Schweinfurt (red). An diesem Donnerstag könnte sich die Bayerische Eishockey-Meisterschaft entscheiden. Wenn die Pinguine aus Königsbrunn um 20 Uhr im Icedome auf das Eis gehen haben sie den ersten Matchpuck im Gepäck.
Der EHC Königsbrunn ist heiß darauf, den Titel, den er im vergangenen Jahr an Erding verloren hat, wieder in die Brunnenstadt zu holen. Zwar haben die Augsburger Vorstädter keine Ambitionen je in die Oberliga Süd aufzusteigen, aber sie haben sich in den letzten Jahren das Sammeln der bayerischen Meistertitel auf die Fahne geschrieben. 2022/23und 2023/24 holte man sich den Titel, den man in dieser Saison auch wieder feiern möchte.
Beginn der Finalserie
Zu Beginn der Finalserie sah es auch danach aus, als werde es für die Pinguine ein Spaziergang. Als Tabellenerster der Hauptrunde genoß man im ersten Finalspiel Heimrecht gegen die Dogs. Am Ende stand es 4:1 für Königsbrunn.
Dem Auftaktsieg ließ man einen 4:3 Sieg in Schweinfurt folgen, Serienstand 2:0. Vermutlich hatte man das dritte Spiel in der heimischen Arena bereits gedanklich gewonnen. Die Mighty Dogs hatten aber ihre Lehren aus den ersten Spielen gezogen und holten sich einen 5:0 Erfolg. In Spiel gab es einen 5:3 erfolg der Dogs, der Serienstand danach: 2:2.

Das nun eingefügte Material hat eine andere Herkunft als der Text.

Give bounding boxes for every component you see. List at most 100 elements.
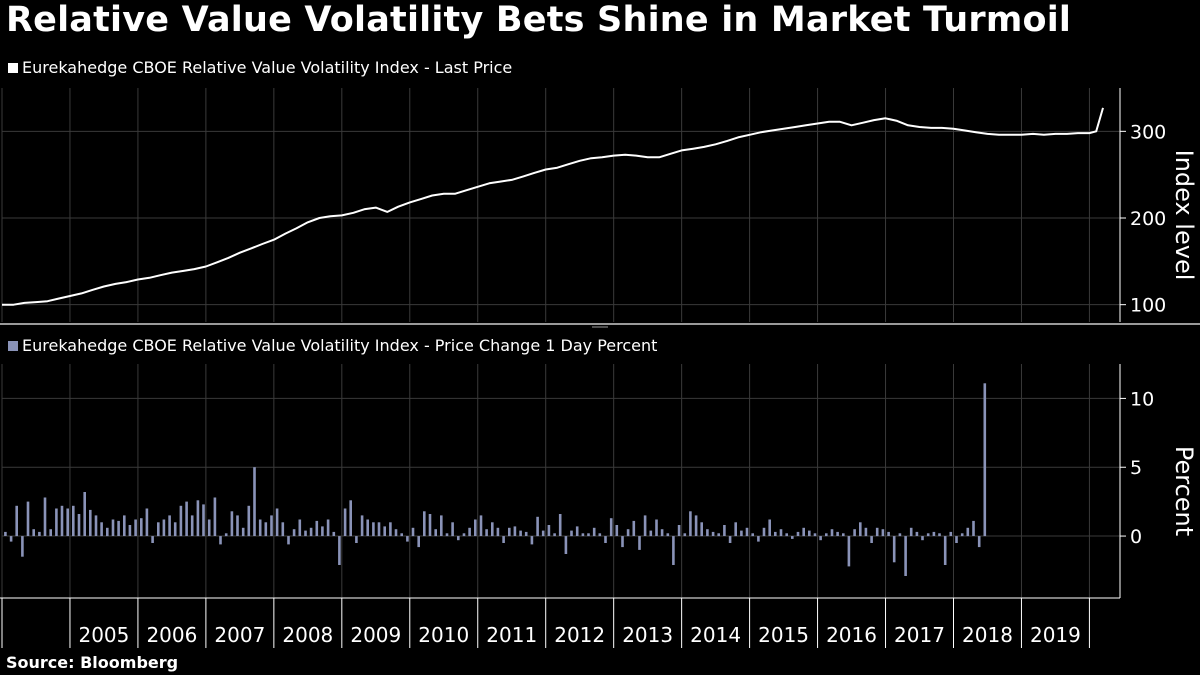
x-tick-label: 2015 xyxy=(758,623,809,647)
price-change-bar xyxy=(609,518,613,537)
price-change-bar xyxy=(870,536,873,543)
price-change-bar xyxy=(587,533,590,537)
price-change-bar xyxy=(343,508,347,536)
price-change-bar xyxy=(875,527,879,537)
price-change-bar xyxy=(106,527,109,537)
price-change-bar xyxy=(666,533,670,537)
price-change-bar xyxy=(400,533,403,537)
price-change-bar xyxy=(140,518,143,537)
price-change-bar xyxy=(547,525,551,536)
price-change-bar xyxy=(892,536,896,563)
price-change-bar xyxy=(15,505,18,537)
price-change-bar xyxy=(904,536,907,576)
index-price-line xyxy=(2,107,1104,306)
price-change-bar xyxy=(768,519,771,536)
price-change-bar xyxy=(570,530,573,537)
price-change-bar xyxy=(881,529,885,537)
price-change-bar xyxy=(428,514,432,536)
price-change-bar xyxy=(836,531,839,536)
price-change-bar xyxy=(700,522,703,537)
source-note: Source: Bloomberg xyxy=(6,653,179,672)
price-change-bar xyxy=(977,536,981,548)
price-change-bar xyxy=(230,511,234,537)
price-change-bar xyxy=(202,504,205,537)
price-change-bar xyxy=(100,522,103,537)
price-change-bar xyxy=(711,531,715,536)
price-change-bar xyxy=(94,515,98,536)
x-tick-label: 2014 xyxy=(690,623,741,647)
price-change-bar xyxy=(406,536,409,542)
price-change-bar xyxy=(383,526,386,536)
price-change-bar xyxy=(128,525,132,536)
price-change-bar xyxy=(485,529,488,537)
price-change-bar xyxy=(332,531,336,536)
y-tick-label-bottom: 0 xyxy=(1130,526,1142,548)
price-change-bar xyxy=(304,530,307,537)
price-change-bar xyxy=(621,536,624,548)
x-tick-label: 2013 xyxy=(622,623,673,647)
x-tick-label: 2010 xyxy=(418,623,469,647)
price-change-bar xyxy=(796,531,800,536)
price-change-bar xyxy=(372,522,375,537)
chart-title: Relative Value Volatility Bets Shine in … xyxy=(6,0,1072,40)
price-change-bar xyxy=(157,522,160,537)
price-change-bar xyxy=(581,533,585,537)
price-change-bar xyxy=(445,533,449,537)
legend-swatch-line xyxy=(8,62,18,73)
price-change-bar xyxy=(672,536,675,565)
price-change-bar xyxy=(219,536,222,545)
price-change-bar xyxy=(830,529,834,537)
price-change-bar xyxy=(926,533,930,537)
price-change-bar xyxy=(677,525,681,536)
price-change-bar xyxy=(21,536,24,557)
x-tick-label: 2009 xyxy=(350,623,401,647)
price-change-bar xyxy=(281,522,285,537)
price-change-bar xyxy=(111,519,115,536)
price-change-bar xyxy=(785,533,788,537)
price-change-bar xyxy=(207,519,211,536)
price-change-bar xyxy=(258,519,262,536)
x-tick-label: 2005 xyxy=(78,623,129,647)
y-tick-label-top: 300 xyxy=(1130,121,1166,143)
price-change-bar xyxy=(264,522,268,537)
price-change-bar xyxy=(553,533,556,537)
price-change-bar xyxy=(717,533,720,537)
price-change-bar xyxy=(394,529,398,537)
price-change-bar xyxy=(632,520,636,536)
legend-label-bar: Eurekahedge CBOE Relative Value Volatili… xyxy=(22,336,658,355)
price-change-bar xyxy=(241,527,245,537)
price-change-bar xyxy=(808,530,811,537)
legend-label-line: Eurekahedge CBOE Relative Value Volatili… xyxy=(22,58,513,77)
price-change-bar xyxy=(615,525,619,536)
price-change-bar xyxy=(4,531,7,536)
legend-top: Eurekahedge CBOE Relative Value Volatili… xyxy=(8,58,512,77)
price-change-bar xyxy=(779,529,783,537)
price-change-bar xyxy=(909,527,913,537)
price-change-bar xyxy=(173,522,177,537)
x-tick-label: 2007 xyxy=(214,623,265,647)
price-change-bar xyxy=(298,519,302,536)
price-change-bar xyxy=(864,527,868,537)
price-change-bar xyxy=(479,515,483,536)
price-change-bar xyxy=(683,533,687,537)
price-change-bar xyxy=(72,505,75,537)
price-change-bar xyxy=(751,533,754,537)
price-change-bar xyxy=(270,515,273,536)
price-change-bar xyxy=(275,508,279,536)
price-change-bar xyxy=(315,520,319,536)
price-change-bar xyxy=(983,383,987,537)
price-change-bar xyxy=(185,501,188,536)
price-change-bar xyxy=(474,519,477,536)
price-change-bar xyxy=(38,531,41,536)
price-change-bar xyxy=(123,515,126,536)
price-change-bar xyxy=(819,536,822,541)
price-change-bar xyxy=(179,505,183,537)
price-change-bar xyxy=(949,531,953,536)
price-change-bar xyxy=(168,515,171,536)
price-change-bar xyxy=(660,529,664,537)
price-change-bar xyxy=(417,536,420,548)
price-change-bar xyxy=(802,527,805,537)
price-change-bar xyxy=(643,515,647,536)
price-change-bar xyxy=(287,536,290,545)
price-change-bar xyxy=(151,536,154,543)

Am vergangenen Sonntag ging es erneut nach Königsbrunn. Diesmal hatten die Schwaben den besseren Start. Erdt, Riedl und Kaiser brachten den ERC mit 3:0 in Führung. Schweinfurts Coach Sergej Waßmiller reagierte und tauschte die Goalies, Benny Roßberg kam für Leon Pöhlmann. Als Asmus nach Zuspiel von Kleider in der 50. Minute auf 1:3 verkürzte gab es wieder Hoffnung unter den zahlreichen Dogsfans auf eine von Erfolg gekrönte Aufholjagd.
Zwei Spieler der Pinguine auf der Strafbank
Vier Minuten vor Spielende mussten zwei Spieler der Pinguine auf die Strafbank. Coach Waßmiller reagiert, nahm Goalie Roßberg vom Eis, allerdings konnten die Dogs daraus kein Kapital schlagen. Endstand 3:1 für Königsbrunn, Serienstand nunmehr 2:3 aus Schweinfurter Sicht.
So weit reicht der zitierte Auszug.